I really enjoyed the book about ruby’s implementation. I know there’s nothing quite the same for elixir, but is there something in the right direction? At this point I don’t have enough patience to pore over the source haphazardly.
At the same time I constantly find myself running into questions resulting from a lack of understanding of the underlying machine. Is there a collection of “elixir implementation” resources somewhere?
Not that I know of, though I hope to be proven wrong!
There are really 3 aspects of Elixir’s “implementation” you might be interested in:
The underlying BEAM virtual machine used in both erlang and Elixir:
The erlang blog has some great posts about this, ex this article.
The BEAM book already posted is also great!

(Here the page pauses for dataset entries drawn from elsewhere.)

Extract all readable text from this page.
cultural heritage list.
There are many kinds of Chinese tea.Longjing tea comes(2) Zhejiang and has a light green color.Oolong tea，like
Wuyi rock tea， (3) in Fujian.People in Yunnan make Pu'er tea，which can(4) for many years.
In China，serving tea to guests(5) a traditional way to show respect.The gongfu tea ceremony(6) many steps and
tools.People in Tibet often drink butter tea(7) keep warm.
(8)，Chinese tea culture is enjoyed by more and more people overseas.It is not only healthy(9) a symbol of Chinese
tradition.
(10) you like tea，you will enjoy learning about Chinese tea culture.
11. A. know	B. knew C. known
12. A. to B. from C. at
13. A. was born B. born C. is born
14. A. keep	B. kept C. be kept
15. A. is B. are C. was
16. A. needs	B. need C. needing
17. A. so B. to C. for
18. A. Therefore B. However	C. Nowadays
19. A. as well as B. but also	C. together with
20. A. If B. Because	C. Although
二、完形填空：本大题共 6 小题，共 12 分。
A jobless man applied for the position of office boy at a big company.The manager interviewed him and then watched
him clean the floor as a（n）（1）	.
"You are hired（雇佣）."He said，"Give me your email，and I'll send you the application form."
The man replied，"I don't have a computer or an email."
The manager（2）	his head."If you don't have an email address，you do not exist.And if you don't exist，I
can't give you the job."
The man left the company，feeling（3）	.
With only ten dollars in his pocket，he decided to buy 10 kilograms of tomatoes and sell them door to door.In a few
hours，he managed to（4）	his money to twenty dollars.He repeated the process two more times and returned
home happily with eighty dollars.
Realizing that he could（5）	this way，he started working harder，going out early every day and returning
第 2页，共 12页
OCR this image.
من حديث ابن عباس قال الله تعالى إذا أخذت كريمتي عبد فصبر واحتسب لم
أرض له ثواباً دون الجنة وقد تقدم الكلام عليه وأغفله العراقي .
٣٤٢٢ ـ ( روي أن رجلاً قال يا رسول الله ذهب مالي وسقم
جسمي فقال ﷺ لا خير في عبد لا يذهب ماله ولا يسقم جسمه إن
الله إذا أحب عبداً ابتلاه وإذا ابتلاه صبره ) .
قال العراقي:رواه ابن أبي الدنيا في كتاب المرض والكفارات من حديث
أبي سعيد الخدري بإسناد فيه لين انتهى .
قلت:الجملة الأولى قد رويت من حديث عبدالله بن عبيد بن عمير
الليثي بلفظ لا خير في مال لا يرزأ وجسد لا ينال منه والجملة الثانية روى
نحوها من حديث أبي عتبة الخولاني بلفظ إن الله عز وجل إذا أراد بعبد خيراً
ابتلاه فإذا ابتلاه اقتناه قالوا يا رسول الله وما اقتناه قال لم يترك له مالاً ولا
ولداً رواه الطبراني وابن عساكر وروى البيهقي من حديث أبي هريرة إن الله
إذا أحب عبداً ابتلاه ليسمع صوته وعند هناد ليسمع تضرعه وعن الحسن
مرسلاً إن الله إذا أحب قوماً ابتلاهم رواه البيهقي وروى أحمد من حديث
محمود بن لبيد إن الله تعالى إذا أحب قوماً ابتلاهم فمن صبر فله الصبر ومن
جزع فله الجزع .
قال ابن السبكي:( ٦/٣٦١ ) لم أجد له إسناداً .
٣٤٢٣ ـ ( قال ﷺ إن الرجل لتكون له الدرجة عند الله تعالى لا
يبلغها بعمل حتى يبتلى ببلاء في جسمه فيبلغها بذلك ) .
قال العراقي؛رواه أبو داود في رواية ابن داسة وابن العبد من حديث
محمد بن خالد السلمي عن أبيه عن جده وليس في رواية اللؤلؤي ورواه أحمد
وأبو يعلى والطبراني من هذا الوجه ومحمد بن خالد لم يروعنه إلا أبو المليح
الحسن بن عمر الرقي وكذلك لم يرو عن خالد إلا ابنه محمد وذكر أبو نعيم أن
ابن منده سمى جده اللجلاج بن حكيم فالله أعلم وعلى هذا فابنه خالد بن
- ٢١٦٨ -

The erlang-implemented compiler for Elixir, and Elixir’s AST:
There’s actually… not a lot out there on this. I’ve had to read through, and even tinker with, the compiler before, but there are scarce few resources. That’s reasonable since it’s sort of a private API, but I know I would have loved more resources!
The standard library and related design decisions:
The Elixir blog has some good articles; these days it’s mostly release announcements and case studies, but a few of the earlier ones dig into this a little, ex this article.
It’s far more dialectic than a cohesive presentation of anything, but there’s a decade of language design discussion on the core mailing list. You can search just about anything Elixir and see how it blossomed into being.
Other resources of note:
A great crash course to OTP (which is the sort of erlang stdlib/framework for concurrency) for Elixirists is Designing Elixir Systems with OTP.
Learn You Some Erlang is an introduction to erlang itself, but also dives into OTP a bunch.
Also by Fred Hébert, Erlang in Anger is a great resource for debugging and fine-tuning your running systems.